E il concetto fondamentale, il nocciolo, della liturgia, del fare una celebrazione è quello
appunto del fare e del realizzare. Noi dovremmo dire: “facciamo la messa”, o meglio subito
dopo viene sapientemente identificato dal testo stesso dal catechismo alla domanda che fare
liturgia: il fare, il fare pubblico: il fare universale, il fare alla faccia di tutti, se vogliamo, nel
cielo e nella terra.
Nella liturgia cristiana chi fa, chi agisce, chi celebra le liturgia sappiamo che è nostro Signore
Gesù Cristo. Le Chiesa usa un termine caratteristico. La Chiesa afferma che è insieme Cristo e
se stessa e la Chiesa. In altri termini, è il Cristo totale. Cioè noi - la Chiesa, il sacerdote - siamo
assorbiti nell’atto che compie Cristo, il quale appunto, viene detto, esercita la sua funzione
sacerdotale. Il testo che commentiamo dice: “esercita il suo sacerdozio”, esercita la funzione
di Cristo.

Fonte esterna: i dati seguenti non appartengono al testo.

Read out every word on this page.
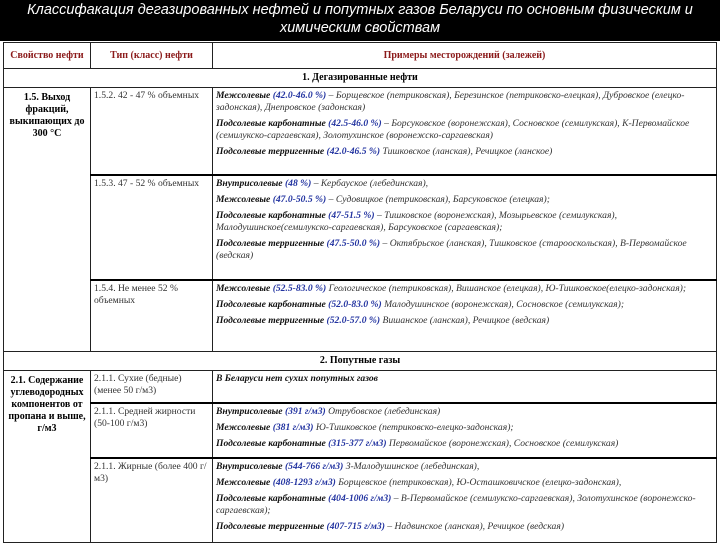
Классифакация дегазированных нефтей и попутных газов Беларуси по основным физическим и химическим свойствам
Свойство нефти	Тип (класс) нефти	Примеры месторождений (залежей)
1. Дегазированные нефти		
1.5. Выход фракций, выкипающих до 300 °С	1.5.2. 42 - 47 % объемных	Межсолевые (42.0-46.0 %) – Борщевское (петриковская), Березинское (петриковско-елецкая), Дубровское (елецко-задонская), Днепровское (задонская)
Подсолевые карбонатные (42.5-46.0 %) – Борсуковское (воронежская), Сосновское (семилукская), К-Первомайское (семилукско-саргаевская), Золотухинское (воронежско-саргаевская)
Подсолевые терригенные (42.0-46.5 %) Тишковское (ланская), Речицкое (ланское)

	1.5.3. 47 - 52 % объемных	Внутрисолевые (48 %) – Кербауское (лебединская),
Межсолевые (47.0-50.5 %) – Судовицкое (петриковская), Барсуковское (елецкая);
Подсолевые карбонатные (47-51.5 %) – Тишковское (воронежская), Мозырьевское (семилукская), Малодушинское(семилукско-саргаевская), Барсуковское (саргаевская);
Подсолевые терригенные (47.5-50.0 %) – Октябрьское (ланская), Тишковское (старооскольская), В-Первомайское (ведская)

	1.5.4. Не менее 52 % объемных	Межсолевые (52.5-83.0 %) Геологическое (петриковская), Вишанское (елецкая), Ю-Тишковское(елецко-задонская);
Подсолевые карбонатные (52.0-83.0 %) Малодушинское (воронежская), Сосновское (семилукская);
Подсолевые терригенные (52.0-57.0 %) Вишанское (ланская), Речицкое (ведская)

2. Попутные газы		
2.1. Содержание углеводородных компонентов от пропана и выше, г/м3	2.1.1. Сухие (бедные) (менее 50 г/м3)	В Беларуси нет сухих попутных газов

	2.1.1. Средней жирности (50-100 г/м3)	Внутрисолевые (391 г/м3) Отрубовское (лебединская)
Межсолевые (381 г/м3) Ю-Тишковское (петриковско-елецко-задонская);
Подсолевые карбонатные (315-377 г/м3) Первомайское (воронежская), Сосновское (семилукская)

	2.1.1. Жирные (более 400 г/м3)	Внутрисолевые (544-766 г/м3) З-Малодушинское (лебединская),
Межсолевые (408-1293 г/м3) Борщевское (петриковская), Ю-Осташковичское (елецко-задонская),
Подсолевые карбонатные (404-1006 г/м3) – В-Первомайское (семилукско-саргаевская), Золотухинское (воронежско-саргаевская);
Подсолевые терригенные (407-715 г/м3) – Надвинское (ланская), Речицкое (ведская)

La celebrazione liturgica, e siamo al numero 1070: “nella celebrazione liturgica la
Chiesa è serva, a immagine del suo Signore, l’unico liturgo, l’unico celebrante, perché partecipa del suo
sacerdozio profetico e regale” cioè perché partecipa della sua figura che è sacerdotale, che è
regale, che è profetica. La Chiesa, nell’atto dell’azione liturgica, lascia che Cristo, attraverso se
stessa, attraverso il suo essere presente con Cristo, faccia tutto quello che può fare Cristo: cioè
un atto sacerdotale, un atto di annunzio, un atto di regalità. Regalità, qui si aggiunge, che è a
servizio della carità. Nella messa la regalità e anche la presidenza del vescovo o del sacerdote
al posto del vescovo, il quale si siede non sul trono ma nella presidenza. È lui che convoca,
perché è Cristo che convoca attraverso il vescovo o il sacerdote, che si pone di fronte al
popolo di Dio, il popolo di Dio mi viene come dire? non escluso, annientato, ma unito da
questo atto del fare. È giusto quindi qui usare il termine carità: la nostra comunione è
comunione in Cristo.
Abbiamo così poco tempo che devo adesso veramente correre. Però alcune cosette, appena
appena, le voglio dire: essendo un’azione, la liturgia, essendo quindi essenzialmente un
celebrare di fronte al mondo, nella liturgia noi dobbiamo entrarci come attori, come parte di
Cristo che agisce. Quindi che cosa viene escluso, e lo dico escluso in maniera del tutto
radicale? Viene escluso come la peste il ritualismo: il fare le cose pensando che, senza la mia
partecipazione, senza che io sia coinvolto nella celebrazione, si faccia qualcosa. È pur vero che
i sacramenti, come dice il concilio di Trento, agiscono e hanno efficacia ex opere operato, per se
stessi. Ma il senso profondo di questa efficacia ex opere operato non può essere rintracciato nel
ritualismo. Infatti è il corpo di Cristo, un rito Cristo che celebra. Non c’è messa in cui il
popolo di Dio e il sacerdote, nel mistero, non sia unito a Cristo, perché ogni messa è sacrificio,
è l’unione di tutta la Chiesa di Cristo: la messa e così tutti gli altri sacramenti.